Genvoya includes a complex combination of cobicistat, elvitegravir, tenofovir alafenamide (TAF) and emtricitabine. The ingredients of this drug are quite similar to “Stribild”. The only difference in this version of the drug is that TAF replaces the tenofovir disoproxil fumarate found in its older version.
Beauty of this drug is that Elvitegravir inhibits the HIV-1 enzyme integrase which results in prevention of the DNA of the HIV virus from integrating into the host genomic DNA. Just like an icing to the cake Cobicistat boosts the functioning Elvitegravir which results to even more effectiveness of the drug. The other ingredients of Genvoya – emtricitabine and TAF work for the prevention of virus replication.
Recently a trial was conducted for this drug and the results received were absolutely amazing. It was found that Genvoya suppressed HIV and it didn’t reduce patient’s bone density much as compared to any other drug in the same field.
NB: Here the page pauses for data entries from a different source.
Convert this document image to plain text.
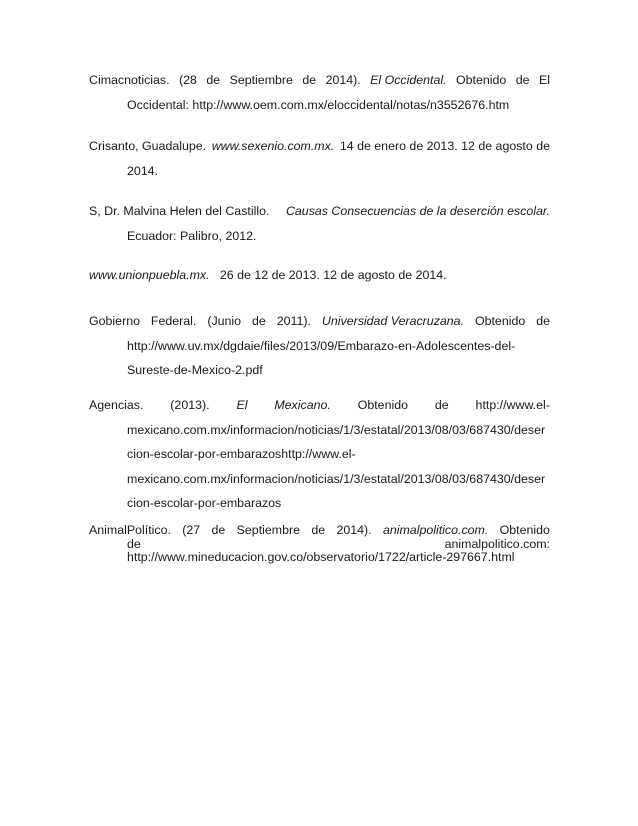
Cimacnoticias. (28 de Septiembre de 2014). El Occidental. Obtenido de El
Occidental: http://www.oem.com.mx/eloccidental/notas/n3552676.htm
Crisanto, Guadalupe. www.sexenio.com.mx. 14 de enero de 2013. 12 de agosto de
2014.
S, Dr. Malvina Helen del Castillo. Causas Consecuencias de la deserción escolar.
Ecuador: Palibro, 2012.
www.unionpuebla.mx. 26 de 12 de 2013. 12 de agosto de 2014.
Gobierno Federal. (Junio de 2011). Universidad Veracruzana. Obtenido de
http://www.uv.mx/dgdaie/files/2013/09/Embarazo-en-Adolescentes-del-
Sureste-de-Mexico-2.pdf
Agencias. (2013). El Mexicano. Obtenido de http://www.el-
mexicano.com.mx/informacion/noticias/1/3/estatal/2013/08/03/687430/deser
cion-escolar-por-embarazoshttp://www.el-
mexicano.com.mx/informacion/noticias/1/3/estatal/2013/08/03/687430/deser
cion-escolar-por-embarazos
AnimalPolítico. (27 de Septiembre de 2014). animalpolitico.com. Obtenido
de	animalpolitico.com:
http://www.mineducacion.gov.co/observatorio/1722/article-297667.html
Moreover, Genvoya also did not have renal toxicity which was found associated with Stribild.
However, just like any other drug, Genvoya also have a few side effects. Nausea is the most common effect of this drug that adversely affects the patients. Genvoya is recommended for the treatment of HIV patients who are 12 years older or more and have a body weight of 40 kilos or more. It is to be duly verified that the patient is not allergic to any of the ingredients used in this drug before taking it.